Intervention Residential High (HRI-R High) rate if the facility and program

services are appropriate for the patient's treatment needs and provided that

all of the following conditions are met:

(a)           The psychiatric facility has made a referral

for case management and after care services to the area Mental Health,

Developmental Disabilities, Substance Abuse (MH/DD/SA) program which serves the

patient's county of eligibility.

(b)           The area MH/DD/SA program has found that no

appropriate services exist or are accessible within a clinically acceptable

waiting time to treat the patient in a community setting.

(c)           The area MH/DD/SA program has agreed that

the patient has a history of sudden decompensation or measurable regression and

experiences weakness in his or her environmental support system which are

likely to trigger a decompensation or regression.  This history must be

documented by the patient's attending physician.

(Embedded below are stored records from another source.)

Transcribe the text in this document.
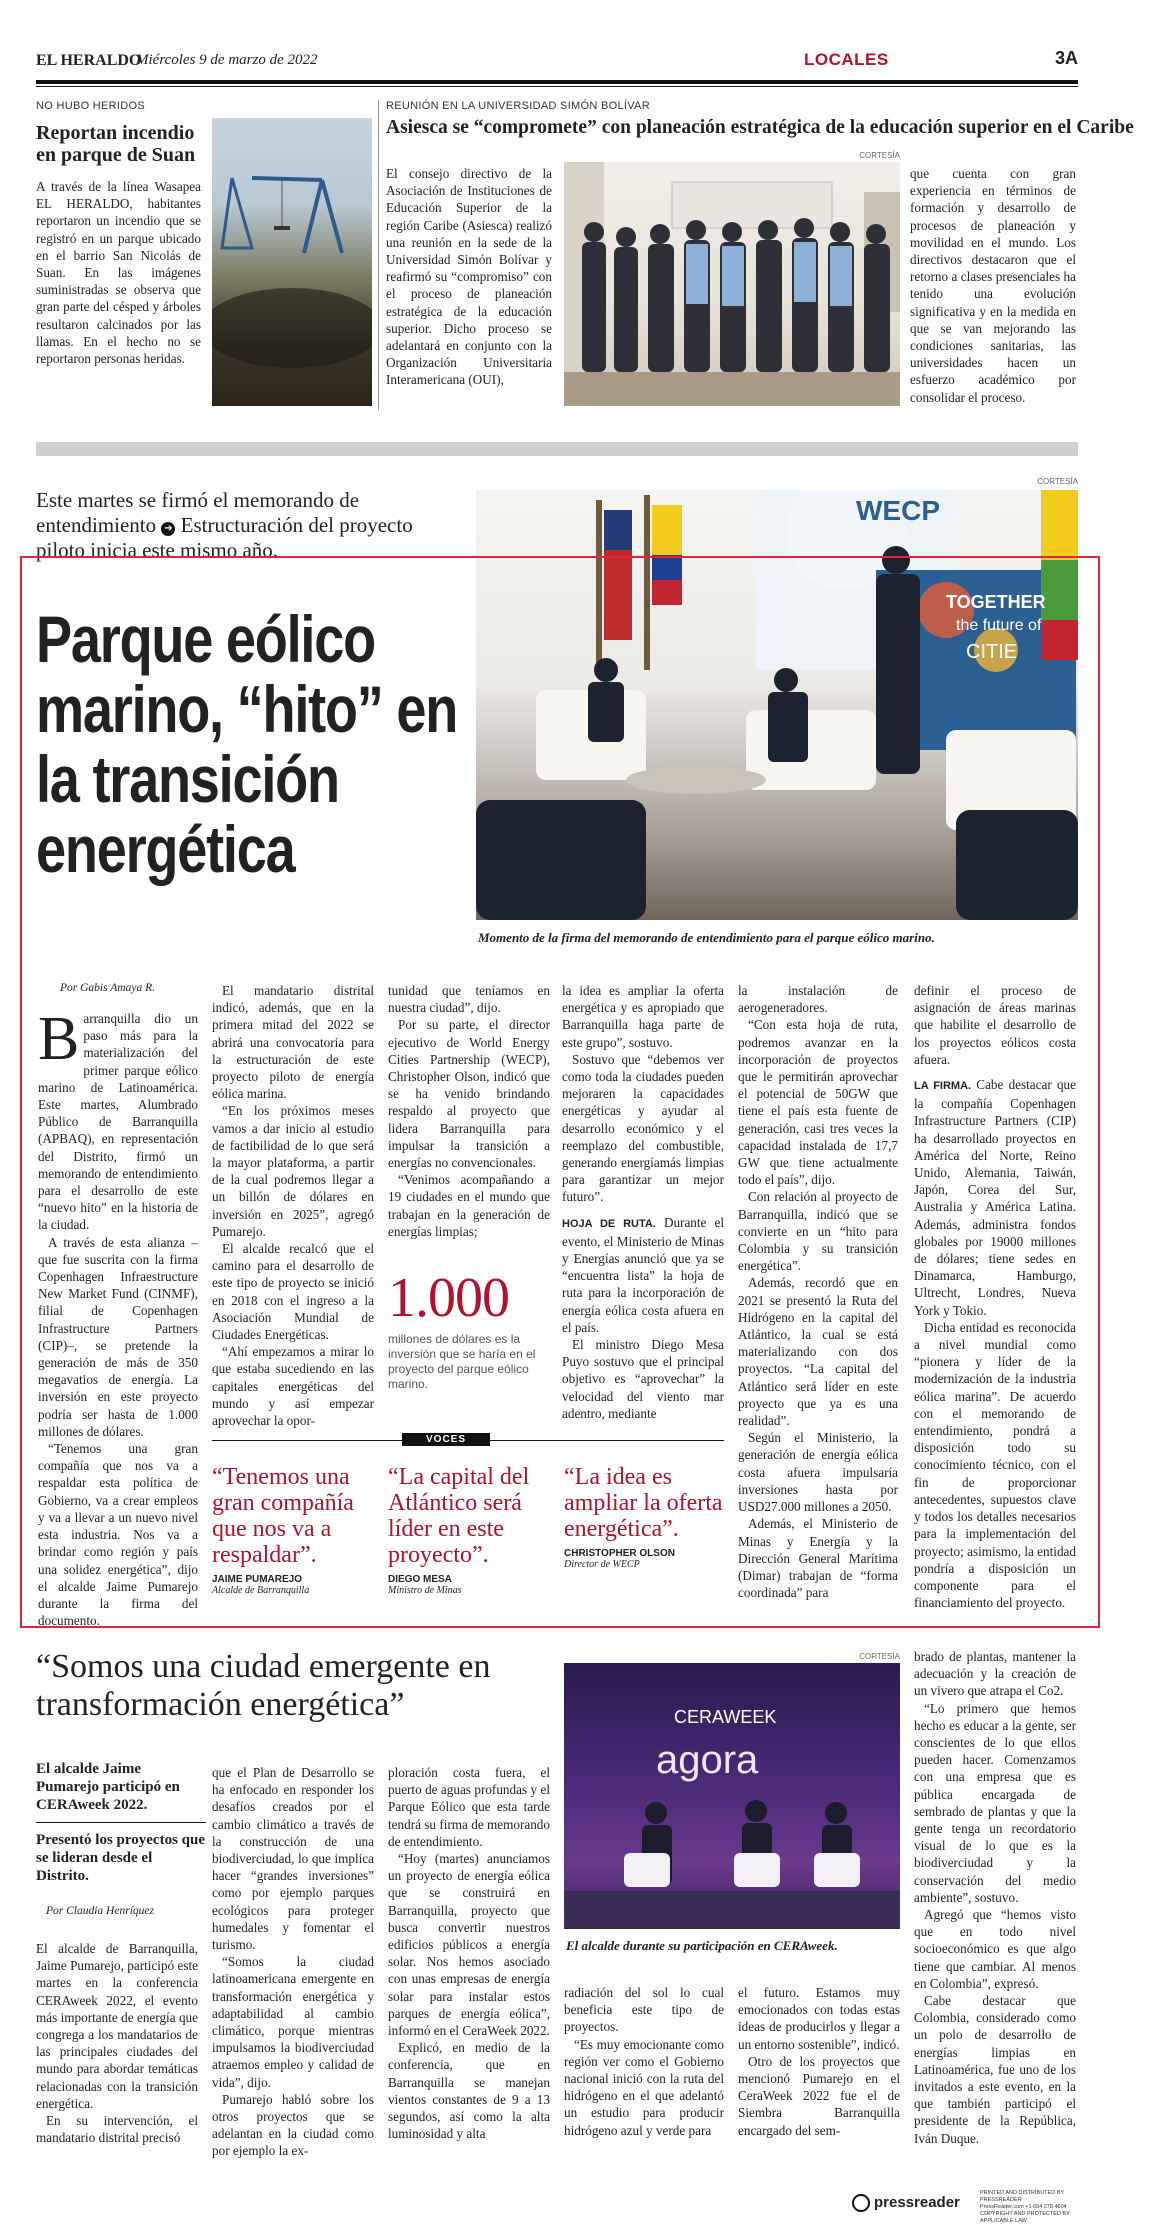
EL HERALDO
Miércoles 9 de marzo de 2022	LOCALES	3A
NO HUBO HERIDOS
Reportan incendio en parque de Suan
A través de la línea Wasapea EL HERALDO, habitantes reportaron un incendio que se registró en un parque ubicado en el barrio San Nicolás de Suan. En las imágenes suministradas se observa que gran parte del césped y árboles resultaron calcinados por las llamas. En el hecho no se reportaron personas heridas.
REUNIÓN EN LA UNIVERSIDAD SIMÓN BOLÍVAR
Asiesca se “compromete” con planeación estratégica de la educación superior en el Caribe
El consejo directivo de la Asociación de Instituciones de Educación Superior de la región Caribe (Asiesca) realizó una reunión en la sede de la Universidad Simón Bolívar y reafirmó su “compromiso” con el proceso de planeación estratégica de la educación superior. Dicho proceso se adelantará en conjunto con la Organización Universitaria Interamericana (OUI),
CORTESÍA
que cuenta con gran experiencia en términos de formación y desarrollo de procesos de planeación y movilidad en el mundo. Los directivos destacaron que el retorno a clases presenciales ha tenido una evolución significativa y en la medida en que se van mejorando las condiciones sanitarias, las universidades hacen un esfuerzo académico por consolidar el proceso.
Este martes se firmó el memorando de entendimiento ➔ Estructuración del proyecto piloto inicia este mismo año.
CORTESÍA
WECP
TOGETHER
the future of
CITIE
Momento de la firma del memorando de entendimiento para el parque eólico marino.
Parque eólico marino, “hito” en la transición energética
Por Gabis Amaya R.
B arranquilla dio un paso más para la materialización del primer parque eólico marino de Latinoamérica. Este martes, Alumbrado Público de Barranquilla (APBAQ), en representación del Distrito, firmó un memorando de entendimiento para el desarrollo de este “nuevo hito” en la historia de la ciudad.

A través de esta alianza –que fue suscrita con la firma Copenhagen Infraestructure New Market Fund (CINMF), filial de Copenhagen Infrastructure Partners (CIP)–, se pretende la generación de más de 350 megavatios de energía. La inversión en este proyecto podría ser hasta de 1.000 millones de dólares.

“Tenemos una gran compañía que nos va a respaldar esta política de Gobierno, va a crear empleos y va a llevar a un nuevo nivel esta industria. Nos va a brindar como región y país una solidez energética”, dijo el alcalde Jaime Pumarejo durante la firma del documento.

El mandatario distrital indicó, además, que en la primera mitad del 2022 se abrirá una convocatoria para la estructuración de este proyecto piloto de energía eólica marina.

“En los próximos meses vamos a dar inicio al estudio de factibilidad de lo que será la mayor plataforma, a partir de la cual podremos llegar a un billón de dólares en inversión en 2025”, agregó Pumarejo.

El alcalde recalcó que el camino para el desarrollo de este tipo de proyecto se inició en 2018 con el ingreso a la Asociación Mundial de Ciudades Energéticas.

“Ahí empezamos a mirar lo que estaba sucediendo en las capitales energéticas del mundo y así empezar aprovechar la opor-

tunidad que teníamos en nuestra ciudad”, dijo.

Por su parte, el director ejecutivo de World Energy Cities Partnership (WECP), Christopher Olson, indicó que se ha venido brindando respaldo al proyecto que lidera Barranquilla para impulsar la transición a energías no convencionales.

“Venimos acompañando a 19 ciudades en el mundo que trabajan en la generación de energías limpias;

la idea es ampliar la oferta energética y es apropiado que Barranquilla haga parte de este grupo”, sostuvo.

Sostuvo que “debemos ver como toda la ciudades pueden mejoraren la capacidades energéticas y ayudar al desarrollo económico y el reemplazo del combustible, generando energíamás limpias para garantizar un mejor futuro”.

HOJA DE RUTA. Durante el evento, el Ministerio de Minas y Energías anunció que ya se “encuentra lista” la hoja de ruta para la incorporación de energía eólica costa afuera en el país.

El ministro Diego Mesa Puyo sostuvo que el principal objetivo es “aprovechar” la velocidad del viento mar adentro, mediante

1.000
millones de dólares es la inversión que se haría en el proyecto del parque eólico marino.
VOCES
“Tenemos una gran compañía que nos va a respaldar”.
JAIME PUMAREJO
Alcalde de Barranquilla
“La capital del Atlántico será líder en este proyecto”.
DIEGO MESA
Ministro de Minas
“La idea es ampliar la oferta energética”.
CHRISTOPHER OLSON
Director de WECP

la instalación de aerogeneradores.

“Con esta hoja de ruta, podremos avanzar en la incorporación de proyectos que le permitirán aprovechar el potencial de 50GW que tiene el país esta fuente de generación, casi tres veces la capacidad instalada de 17,7 GW que tiene actualmente todo el país”, dijo.

Con relación al proyecto de Barranquilla, indicó que se convierte en un “hito para Colombia y su transición energética”.

Además, recordó que en 2021 se presentó la Ruta del Hidrógeno en la capital del Atlántico, la cual se está materializando con dos proyectos. “La capital del Atlántico será líder en este proyecto que ya es una realidad”.

Según el Ministerio, la generación de energía eólica costa afuera impulsaría inversiones hasta por USD27.000 millones a 2050.

Además, el Ministerio de Minas y Energía y la Dirección General Marítima (Dimar) trabajan de “forma coordinada” para

definir el proceso de asignación de áreas marinas que habilite el desarrollo de los proyectos eólicos costa afuera.

LA FIRMA. Cabe destacar que la compañía Copenhagen Infrastructure Partners (CIP) ha desarrollado proyectos en América del Norte, Reino Unido, Alemania, Taiwán, Japón, Corea del Sur, Australia y América Latina. Además, administra fondos globales por 19000 millones de dólares; tiene sedes en Dinamarca, Hamburgo, Ultrecht, Londres, Nueva York y Tokio.

Dicha entidad es reconocida a nivel mundial como “pionera y líder de la modernización de la industria eólica marina”. De acuerdo con el memorando de entendimiento, pondrá a disposición todo su conocimiento técnico, con el fin de proporcionar antecedentes, supuestos clave y todos los detalles necesarios para la implementación del proyecto; asimismo, la entidad pondría a disposición un componente para el financiamiento del proyecto.

“Somos una ciudad emergente en transformación energética”
El alcalde Jaime Pumarejo participó en CERAweek 2022.
Presentó los proyectos que se lideran desde el Distrito.
Por Claudia Henríquez

El alcalde de Barranquilla, Jaime Pumarejo, participó este martes en la conferencia CERAweek 2022, el evento más importante de energía que congrega a los mandatarios de las principales ciudades del mundo para abordar temáticas relacionadas con la transición energética.

En su intervención, el mandatario distrital precisó

que el Plan de Desarrollo se ha enfocado en responder los desafíos creados por el cambio climático a través de la construcción de una biodiverciudad, lo que implica hacer “grandes inversiones” como por ejemplo parques ecológicos para proteger humedales y fomentar el turismo.

“Somos la ciudad latinoamericana emergente en transformación energética y adaptabilidad al cambio climático, porque mientras impulsamos la biodiverciudad atraemos empleo y calidad de vida”, dijo.

Pumarejo habló sobre los otros proyectos que se adelantan en la ciudad como por ejemplo la ex-

ploración costa fuera, el puerto de aguas profundas y el Parque Eólico que esta tarde tendrá su firma de memorando de entendimiento.

“Hoy (martes) anunciamos un proyecto de energía eólica que se construirá en Barranquilla, proyecto que busca convertir nuestros edificios públicos a energía solar. Nos hemos asociado con unas empresas de energía solar para instalar estos parques de energía eólica”, informó en el CeraWeek 2022.

Explicó, en medio de la conferencia, que en Barranquilla se manejan vientos constantes de 9 a 13 segundos, así como la alta luminosidad y alta

CORTESÍA
CERAWEEK
agora
El alcalde durante su participación en CERAweek.

radiación del sol lo cual beneficia este tipo de proyectos.

“Es muy emocionante como región ver como el Gobierno nacional inició con la ruta del hidrógeno en el que adelantó un estudio para producir hidrógeno azul y verde para

el futuro. Estamos muy emocionados con todas estas ideas de producirlos y llegar a un entorno sostenible”, indicó.

Otro de los proyectos que mencionó Pumarejo en el CeraWeek 2022 fue el de Siembra Barranquilla encargado del sem-

brado de plantas, mantener la adecuación y la creación de un vivero que atrapa el Co2.

“Lo primero que hemos hecho es educar a la gente, ser conscientes de lo que ellos pueden hacer. Comenzamos con una empresa que es pública encargada de sembrado de plantas y que la gente tenga un recordatorio visual de lo que es la biodiverciudad y la conservación del medio ambiente”, sostuvo.

Agregó que “hemos visto que en todo nivel socioeconómico es que algo tiene que cambiar. Al menos en Colombia”, expresó.

Cabe destacar que Colombia, considerado como un polo de desarrollo de energías limpias en Latinoamérica, fue uno de los invitados a este evento, en la que también participó el presidente de la República, Iván Duque.

pressreader
PRINTED AND DISTRIBUTED BY PRESSREADER
PressReader.com +1 604 278 4604
COPYRIGHT AND PROTECTED BY APPLICABLE LAW
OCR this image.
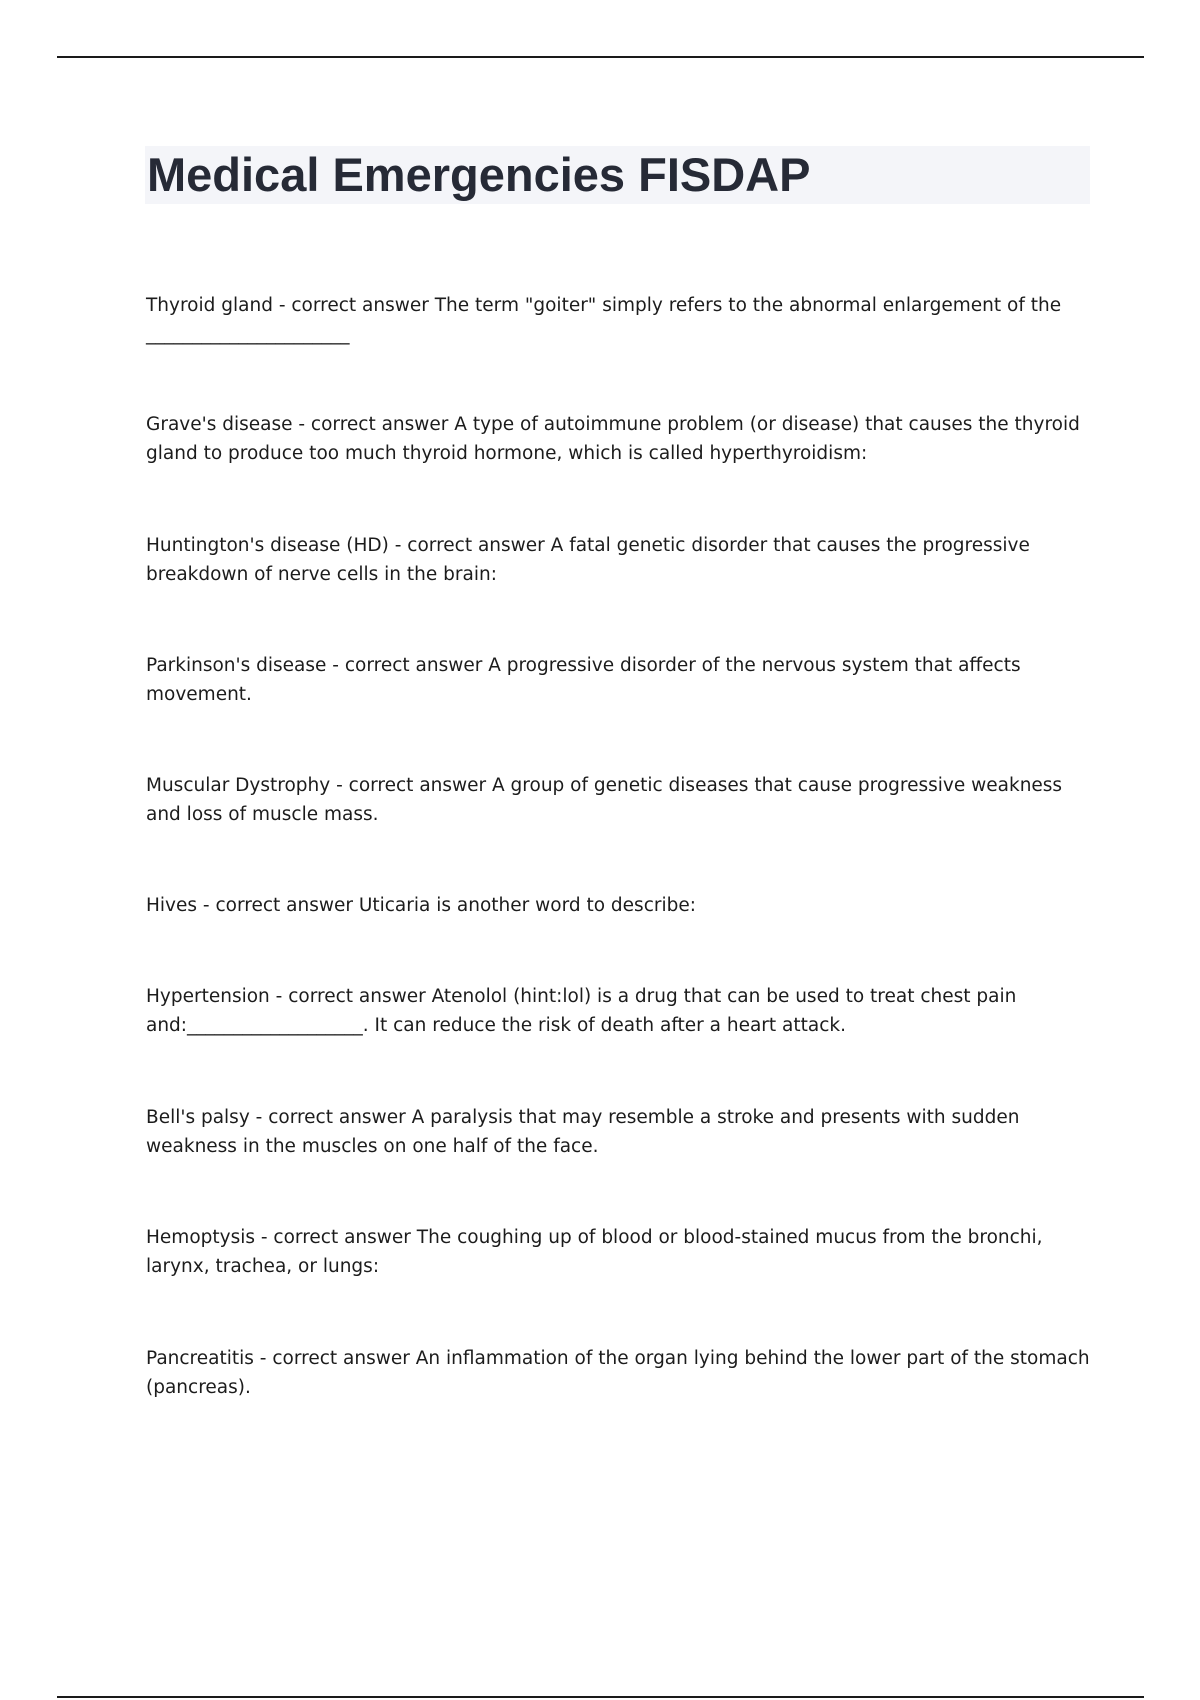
Medical Emergencies FISDAP

Thyroid gland - correct answer The term "goiter" simply refers to the abnormal enlargement of the ______________________

Grave's disease - correct answer A type of autoimmune problem (or disease) that causes the thyroid gland to produce too much thyroid hormone, which is called hyperthyroidism:

Huntington's disease (HD) - correct answer A fatal genetic disorder that causes the progressive breakdown of nerve cells in the brain:

Parkinson's disease - correct answer A progressive disorder of the nervous system that affects movement.

Muscular Dystrophy - correct answer A group of genetic diseases that cause progressive weakness and loss of muscle mass.

Hives - correct answer Uticaria is another word to describe:

Hypertension - correct answer Atenolol (hint:lol) is a drug that can be used to treat chest pain and:___________________. It can reduce the risk of death after a heart attack.

Bell's palsy - correct answer A paralysis that may resemble a stroke and presents with sudden weakness in the muscles on one half of the face.

Hemoptysis - correct answer The coughing up of blood or blood-stained mucus from the bronchi, larynx, trachea, or lungs:

Pancreatitis - correct answer An inflammation of the organ lying behind the lower part of the stomach (pancreas).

(d)           The inpatient facility must have a contract

to provide HRI-R, High with the area MH/DD/SA program which serves the

patient's county of eligibility, or the area program's agent.  Psychiatric

hospitals or psychiatric units in general hospitals are eligible to establish

contract relationships with all non-Carolina Alternatives area MH/DD/SA

programs or their agents in accordance with statutory procedures as defined in

G.S. 122C-142.

(e)           The Child and Family Services Section of the

Division of Mental Health, Developmental Disabilities, Substance Abuse Services

shall approve the use of extended HRI-R, High, based on criteria in Sub-items

(a)-(c) of this Item.

(f)            The area MH/DD/SA program shall approve the

psychiatric facility for the provision of extended HRI-R High, receive claims

from the inpatient facility, and provide reimbursement to the facility in

accordance with the terms of its contract.

 

History Note:        Authority G.S. 108A-25(b); 108A-54; 42

C.F.R. 441, Subpart D;

Eff. January 1, 1998;

Temporary Amendment Eff. August 20, 1999;

Amended Eff. March l9, 2001;

Transferred from 10A NCAC 22O .0113 Eff. May 1, 2012.